Marx, Kutsal Aile’de İngiliz materyalizmini incelerken İngiliz materyalizmi içindeki çeşitli düşünürlerin (Bacon, Hobbes, Locke) görüşlerini ele almıştır. Marx’a göre İngiliz materyalizminin ve dolayısıyla modern deneysel bilimin babası Bacon’dur. Bacon’un materyalizmi, çok yanlı gelişmeye açıktır. Bacon’un materyalizmi, ‘şiirsel duyarlılığı’ olan ve ‘insanın bütünsel varlığına gülümseyen’ materyalizmdir. Ne var ki, Bacon’un materyalizmi, tutarsızlıklarla doludur. Çünkü teolojik ön yargılarından kurtulamamıştır Bacon. Hobbes, gerçi Bacon’un materyalizmini teolojik ön yargılarından kurtararak sistemleştirir, ama ne yazık ki, Hobbes, materyalizmi tek-yönlü hale getirir. Hobbes’un materyalizminde, ‘duyulara dayanan bilgi, şiirli çiçeklerini yitirir, geometricinin soyut duyusal bilgisi haline gelir. (...) ‘Fiziksel hareket mekanik veya matematiksel harekete kurban edilir; geometri ana bilim olarak ilan edilir. Materyalizminsan düşmanı olur.’ (Marx, MEW Band 2, s. 136).

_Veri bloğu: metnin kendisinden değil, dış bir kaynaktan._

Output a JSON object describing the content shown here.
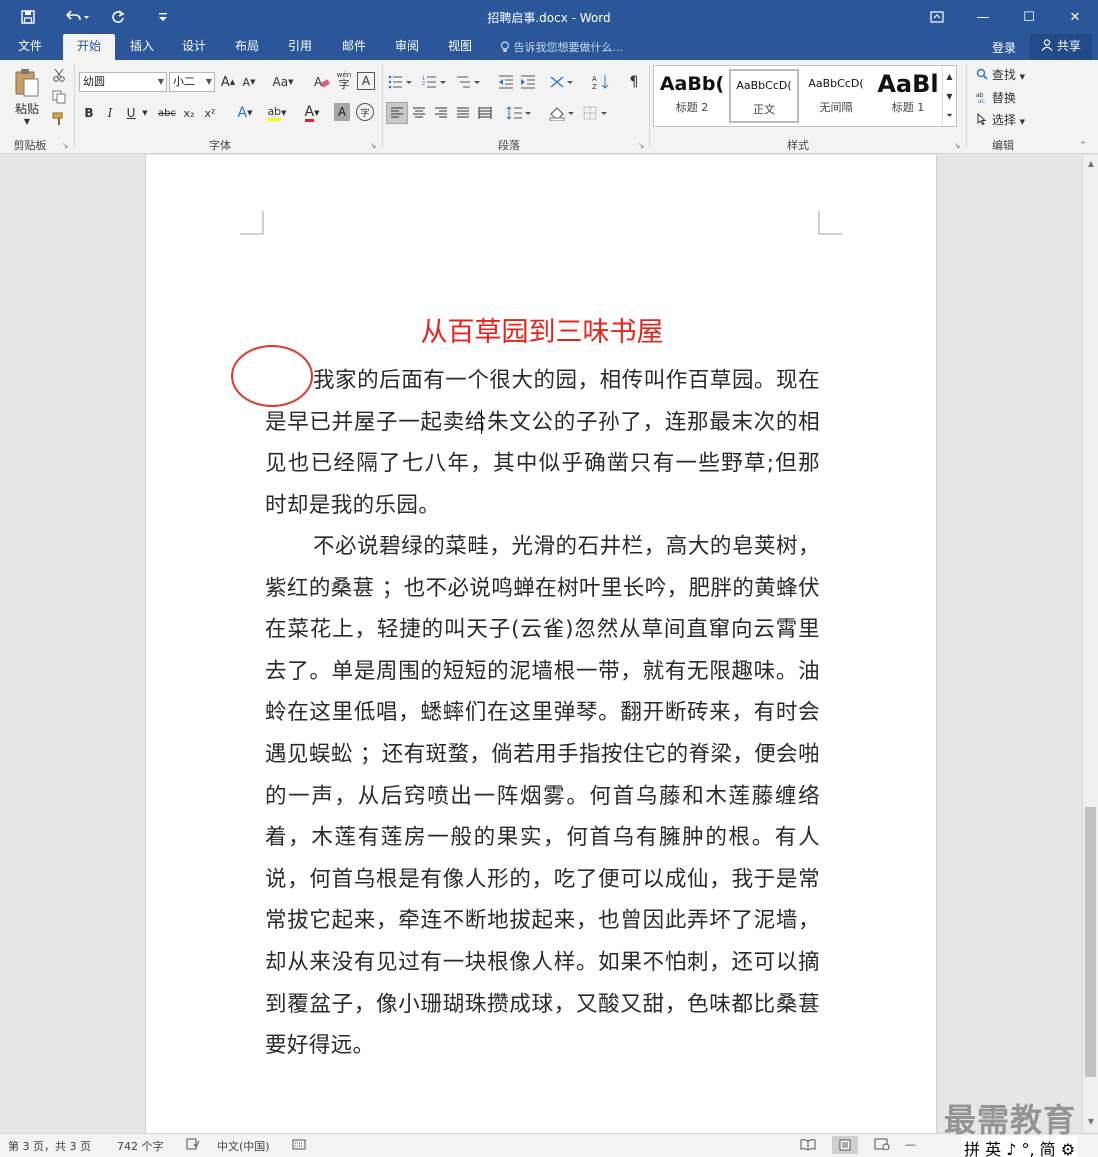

Hobbes, materyalist felsefeyi savunmasına rağmen, siyasal açıdan gericiydi; mutlak monarşiyi savunmuştu. Bu nedenle toprak aristokrasisinin, krallığın ideolojisi haline gelen Hobbes’un materyalizmi, ilerici burjuvazi için tiksinç bir öğreti olarak kaldı ve burjuvazi Protestanlık dinini bayrak olarak kullandı. Ama ilerici amaçlar için kullanılan din, çok geçmeden burjuvazi tarafından ‘aşağı sınıfların’ başkaldırmaması için bir araç olarak kullanılmaya başlandı. Bacon’dan sonra gelen Locke, materyalizmi geliştirir. Sonuçta İngiliz materyalistlerinin, özellikle Locke’ın görüşleri Fransız materyalizminin kaynağını oluşturmuştur.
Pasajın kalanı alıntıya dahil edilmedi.